04 Nov Alternative Financing Solutions for Smoother Mergers and Acquisitions
Mergers and acquisitions (M&A) can be powerful growth strategies but are notoriously complex. Add financing challenges like months-long underwriting processes or rigid approval criteria to the mix, and it can quickly become a logistical nightmare.
Alternative financing solutions can make all the difference in how smoothly your deal progresses. Non-bank capital solutions offer speedy, flexible, and customized business loans to purchase another business or merge with another company. When you’re racing against time and juggling multiple stakeholders, expanding your financing options can smooth the road to success.
Basics of Alternative Financing for M&A
Alternative financing refers to capital sources outside of traditional banks. These include private credit funds, mezzanine lenders, revenue-based financing providers, asset-based commercial lenders, and structured capital or debt funds.
The appeal of alternative financing for your M&A strategy is that you access a variety of credit models. Greater variety means greater flexibility and customization. For a smoother business deal, you can tailor non-bank solutions to your deal size, industry, region, and post-acquisition growth plans.
Strategic Benefits of Non-Bank M&A Financing
Agility is your most significant advantage with alternative financing. With non-bank lenders, you get faster decisions and easier access to funds. Speed matters when sellers push the timeline or the deal involves multiple competing bidders. Alternative financing is quick enough to keep the merger or acquisition running smoothly.
Alternative loan companies also fund companies that struggle to work with banks. They use your business’s complete financial picture and the deal’s potential to approve financing for small-to-medium enterprises (SMEs) and companies with limited collateral or credit history.
Customization is another strategic benefit of alternative financing. These lenders understand and accommodate deal dynamics and your business’s finances. They fit the funding to you. Say you’re rolling over existing debt immediately before closing on the merger. Non-bank financiers can create repayment schedules and covenants to work smoothly with your post-close strategy.
You can also strategically protect your equity with non-bank M&A financing. Instead of bringing in additional partners or investors, you can use debt and hybrid instruments to fund the acquisition and retain your authority.
Alternative Financing Solutions for M&A Deals
Non-traditional financing companies design solutions to fund acquisitions and provide working capital post-close. These tools can ensure you strike the right deal and hit the ground running. Let’s walk through some of the most valuable alternative financing tools for mergers and acquisitions.
1. Mezzanine Financing
This hybrid of debt and equity is ideal when you need to fill a funding gap between senior debt and your equity contribution. It’s typically unsecured, carries a higher interest rate than senior debt, and may include warrants or conversion options. Mezzanine financing offers structural flexibility for your capital stack and protects your equity.
2. Asset-Based Lending (ABL)
If the target company has strong receivables, real estate, inventory, or machinery, you can leverage those assets for financing. ABL solutions offer approvals in seven to 14 days and generous borrowing limits up to 95% of the collateral’s value. Asset-backed products provide speed and flexibility when purchasing a business with valuable tangibles.
3. Revenue-Based Financing
This model allows you to repay capital based on a percentage of future revenue, so your payments adjust with your income. You can secure funding in a few days without diluting your equity to fund your needs before, during, or after your M&A. Revenue-based financing protects your cash flow when you face uncertainty post-acquisition or in the early stages of integration.
4. Business Bridge Loan
When you face pressure to move quickly with an acquisition and are still waiting on your long-term financing, a business bridge loan covers your funding gap. You can apply and secure up to $50 million in capital in a matter of days to move your business deal forward.

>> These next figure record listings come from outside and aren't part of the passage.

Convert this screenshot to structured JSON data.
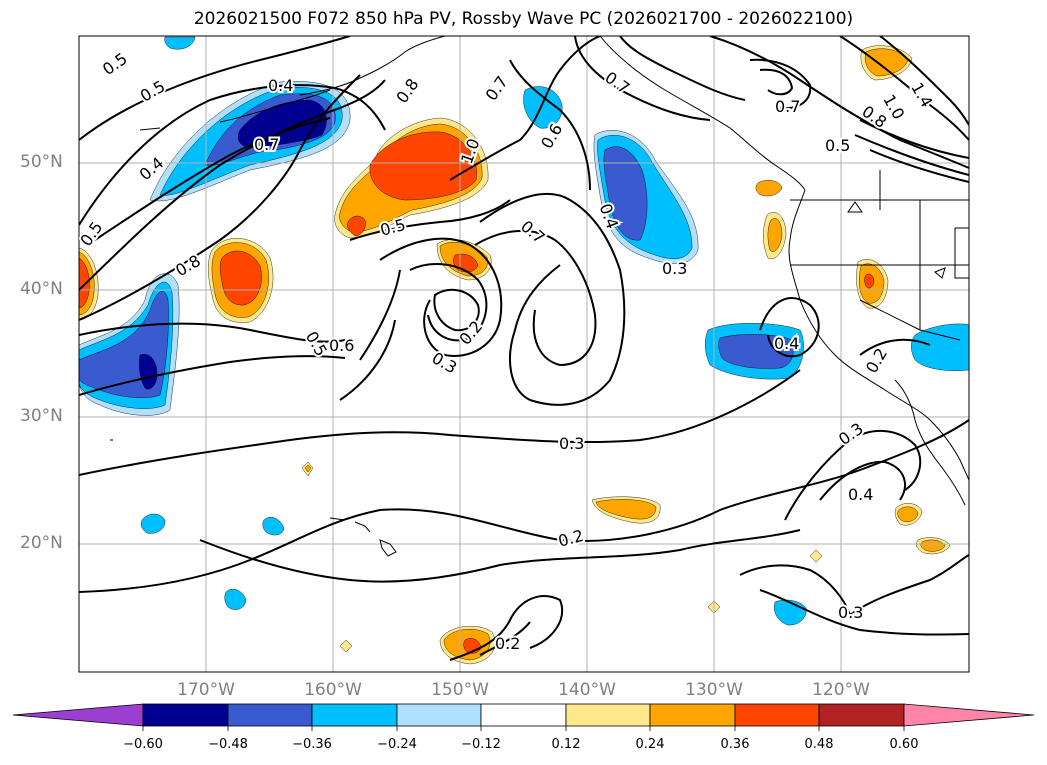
{
  "title": "2026021500 F072 850 hPa PV, Rossby Wave PC (2026021700 - 2026022100)",
  "lat_labels": [
    "50°N",
    "40°N",
    "30°N",
    "20°N"
  ],
  "lon_labels": [
    "170°W",
    "160°W",
    "150°W",
    "140°W",
    "130°W",
    "120°W"
  ],
  "contour_labels": [
    "0.5",
    "0.5",
    "0.4",
    "0.4",
    "0.7",
    "0.8",
    "0.5",
    "0.8",
    "1.0",
    "0.5",
    "0.7",
    "0.6",
    "0.7",
    "0.4",
    "0.3",
    "0.6",
    "0.5",
    "0.3",
    "0.2",
    "0.3",
    "0.2",
    "0.2",
    "0.4",
    "0.3",
    "0.4",
    "0.3",
    "0.2",
    "0.7",
    "0.7",
    "0.8",
    "0.5",
    "1.0",
    "1.4"
  ],
  "colorbar": {
    "ticks": [
      "−0.60",
      "−0.48",
      "−0.36",
      "−0.24",
      "−0.12",
      "0.12",
      "0.24",
      "0.36",
      "0.48",
      "0.60"
    ],
    "colors": [
      "#9a3fd0",
      "#000090",
      "#3a5bd0",
      "#00bfff",
      "#b0e0ff",
      "#ffffff",
      "#ffe88a",
      "#ffa500",
      "#ff4500",
      "#b22222",
      "#ff85a8",
      "#ff85a8"
    ]
  },
  "fill_colors": {
    "neg1": "#b0e0ff",
    "neg2": "#00bfff",
    "neg3": "#3a5bd0",
    "neg4": "#000090",
    "pos1": "#ffe88a",
    "pos2": "#ffa500",
    "pos3": "#ff4500"
  }
}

Then you can use long-term financing or flexible repayment methods to pay off the bridge loan for the long term.
Qualities of an Expert Alternative Financing Partner
At the most basic level, different financing companies offer varying approval and funding speeds, repayment structures, customer support, and product options. Consider what you need from your financing to find a lender to meet those essentials.
To get the deepest level of customization from your financing, look for a partner with experience in your industry, region, deal size, growth plans, and the M&A process. These lending experts will offer strategic insight into capital structures and smooth the way for your business deal.

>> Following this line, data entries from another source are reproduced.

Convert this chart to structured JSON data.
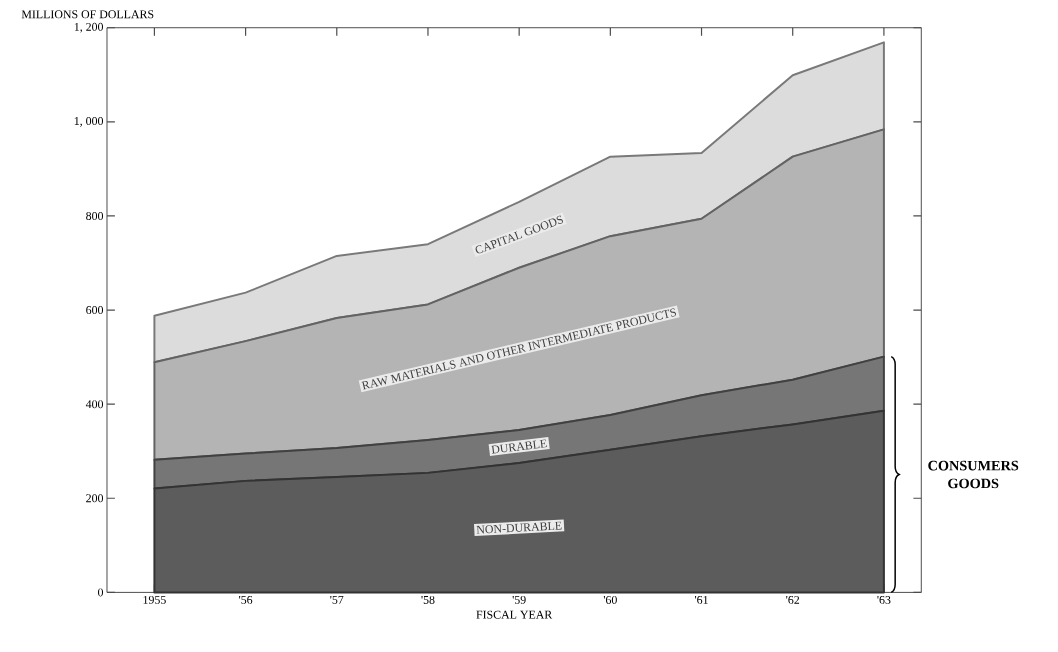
{
  "chart_data": {
    "type": "area",
    "stacked": true,
    "ylabel": "MILLIONS OF DOLLARS",
    "xlabel": "FISCAL YEAR",
    "categories": [
      "1955",
      "'56",
      "'57",
      "'58",
      "'59",
      "'60",
      "'61",
      "'62",
      "'63"
    ],
    "series": [
      {
        "name": "NON-DURABLE",
        "color": "#5c5c5c",
        "values": [
          221,
          237,
          245,
          254,
          275,
          303,
          332,
          357,
          386
        ]
      },
      {
        "name": "DURABLE",
        "color": "#767676",
        "values": [
          61,
          58,
          62,
          70,
          70,
          74,
          87,
          95,
          115
        ]
      },
      {
        "name": "RAW MATERIALS AND OTHER INTERMEDIATE PRODUCTS",
        "color": "#b4b4b4",
        "values": [
          207,
          239,
          276,
          288,
          345,
          380,
          375,
          474,
          483
        ]
      },
      {
        "name": "CAPITAL GOODS",
        "color": "#dcdcdc",
        "values": [
          99,
          103,
          132,
          128,
          140,
          169,
          140,
          173,
          185
        ]
      }
    ],
    "ylim": [
      0,
      1200
    ],
    "yticks": [
      0,
      200,
      400,
      600,
      800,
      {
        "value": 1000,
        "label": "1, 000"
      },
      {
        "value": 1200,
        "label": "1, 200"
      }
    ],
    "annotations": [
      "CONSUMERS GOODS"
    ]
  }
}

For example, pharmaceutical companies funding a merger in Cook County, IL, should seek expert mezzanine financing in the Chicago area with positive customer reviews from other businesses in the industry. Those experienced lenders will compare loan options, customize terms to your needs, build a strong capital stack, and support your goals through the M&A process.
Build Momentum, Not Bottlenecks
Your next M&A deal doesn’t have to be slowed down by rigid lending requirements or months of paperwork. Capital doesn’t have to be a bottleneck. Your business loans can work for you with the right experts and products. Alternative financing matches the urgency and complexity of your business deals, smoothing the way forward so you can build momentum and take your company to new heights.